# Fili and sxisto



## Tazio

Hello,

First of all, sorry if the sentence I'm about to post is with latine letters but I know nothing about greek. 

A friend of mine posted a picture of herself with a chinese friend and someone replied with this comment :



> Pote tha ertheis gia xtenisma mazi me tin fili sou exw kai mia adinamia sto sxisto mati... ?



I checked in a dictionary and used online translators but I still can't get the meaning of this sentence.

For example for the word "fili", I've found 2 meanings : "kiss" and "girlfriend"

And for "sxisto mati", the same : "slanting eye" and "canthus" (commissure of the eye)

Could someone help me with the translation and explain me for these two words, please ?

Thank you very much


----------



## cougr

It translates as: _When will you come and have your hair done together with your friend. I also have a weakness (soft spot) for slanted eyes._

Welcome to the forum!


----------



## Perseas

Tazio said:


> For example for the word "fili", I've found 2 meanings : "kiss" and "girlfriend"



kiss = *(το) φιλί*
girlfriend = *(η) φίλη*

In greeklish many would write "fili" for both words, and hence your confusion. "tin" before "fili" is the feminine article «την».
Welcome!


----------



## Tazio

cougr said:


> It translates as: _When will you come and have your hair done together with your friend. I also have a weakness (soft spot) for slanted eyes._
> 
> Welcome to the forum!



Thank you very much  So basically the guy is saying that he finds the chinese girl quite attractive (talking about the "slanted eyes") ? 



Perseas said:


> kiss = *(το) φιλί*
> girlfriend = *(η) φίλη*
> 
> In greeklish many would write "fili" for both words, and hence your confusion. "tin" before "fili" is the feminine article «την».
> Welcome!



Thanks for the explanation.

Yes it's the problem I'm often having : most the time they write their messages in greeklish, or with abbreviations, or with no coma so it's hard to find a good translation for the sentence as I don't know the greek language. For example when I typed this sentence on Google Translate, the translator proposed me to convert the sentence with greek letters but it also proposed me some corrections thus changing the meaning.

I had this doubt about "fili". But I also had one with "sxisto mato" : was it "slanted eyes" (so referring to the eyes of the chinese girl) or only the "commissure of the eye" (could be referring to the eyes of my greek friend too)


----------



## Perseas

Tazio said:


> I had this doubt about "fili". But I also had one with "sxisto mato" : was it "slanted eyes" (so referring to the eyes of the chinese girl) or only the "commissure of the eye" (could be referring to the eyes of my greek friend too)



Does «σχιστό μάτι» (sxisto mati) in your context refer to the eyes of a Chinese girl?

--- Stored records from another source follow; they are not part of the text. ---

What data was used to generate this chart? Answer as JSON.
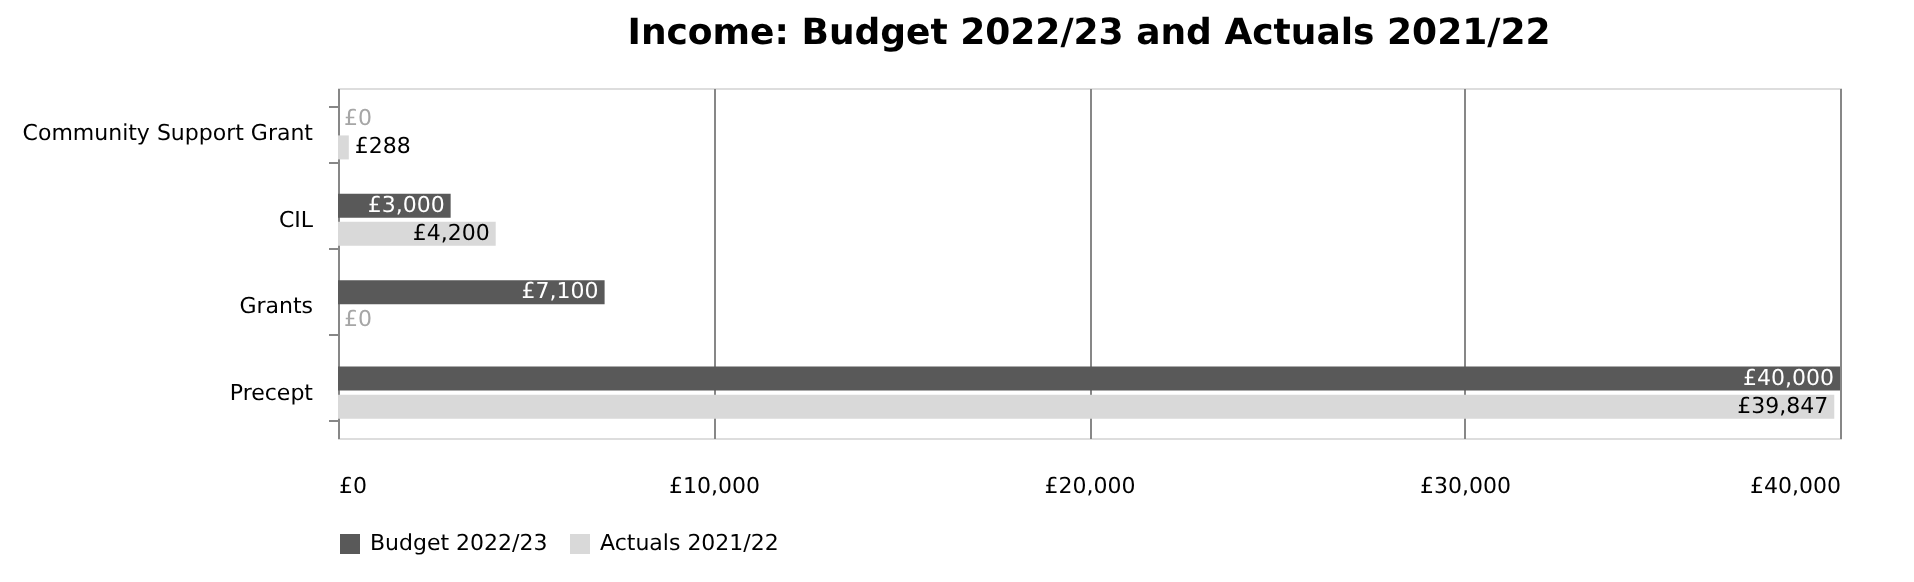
{
  "chart_data": {
    "type": "bar",
    "orientation": "horizontal",
    "title": "Income: Budget 2022/23 and Actuals 2021/22",
    "categories": [
      "Community Support Grant",
      "CIL",
      "Grants",
      "Precept"
    ],
    "series": [
      {
        "name": "Budget 2022/23",
        "color": "#595959",
        "values": [
          0,
          3000,
          7100,
          40000
        ],
        "value_labels": [
          "£0",
          "£3,000",
          "£7,100",
          "£40,000"
        ]
      },
      {
        "name": "Actuals 2021/22",
        "color": "#d9d9d9",
        "values": [
          288,
          4200,
          0,
          39847
        ],
        "value_labels": [
          "£288",
          "£4,200",
          "£0",
          "£39,847"
        ]
      }
    ],
    "xlim": [
      0,
      40000
    ],
    "xticks": [
      {
        "value": 0,
        "label": "£0"
      },
      {
        "value": 10000,
        "label": "£10,000"
      },
      {
        "value": 20000,
        "label": "£20,000"
      },
      {
        "value": 30000,
        "label": "£30,000"
      },
      {
        "value": 40000,
        "label": "£40,000"
      }
    ],
    "grid": "x",
    "legend": "bottom"
  }
}
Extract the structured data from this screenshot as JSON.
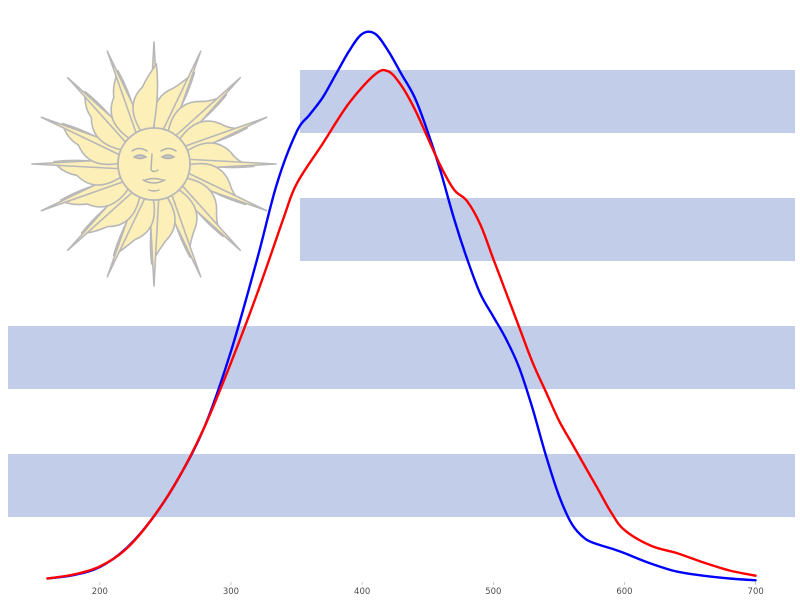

I am asking because by «σχιστά μάτια» we may refer to the eyes of any person (Greek , French, etc) whose eyes are a bit slanted.


----------



## Tazio

Perseas said:


> Does «σχιστό μάτι» (sxisto mati) in your context refer to the eyes of a Chinese girl?
> 
> I am asking because by «σχιστά μάτια» we may refer to the eyes of any person (Greek , French, etc) whose eyes are a bit slanted.



Well her chinese friend has very "asian-typed eyes" which isn't the case of my greek friend. Even though I know that the word "asian-typed" isn't correct as many people out of Asia also have slanted eyes. I mean that they have totally different types of eyes


----------



## Tazio

Hello 

I have another question

What does "tradoudara" mean ?

I can't find this word in any of the dictionary, nor with the help of any web search engine


----------



## ireney

Moderator's note: This thread has already answered the original question long ago. Subsequent questions should be asked in separate threads as per forum rules.


----------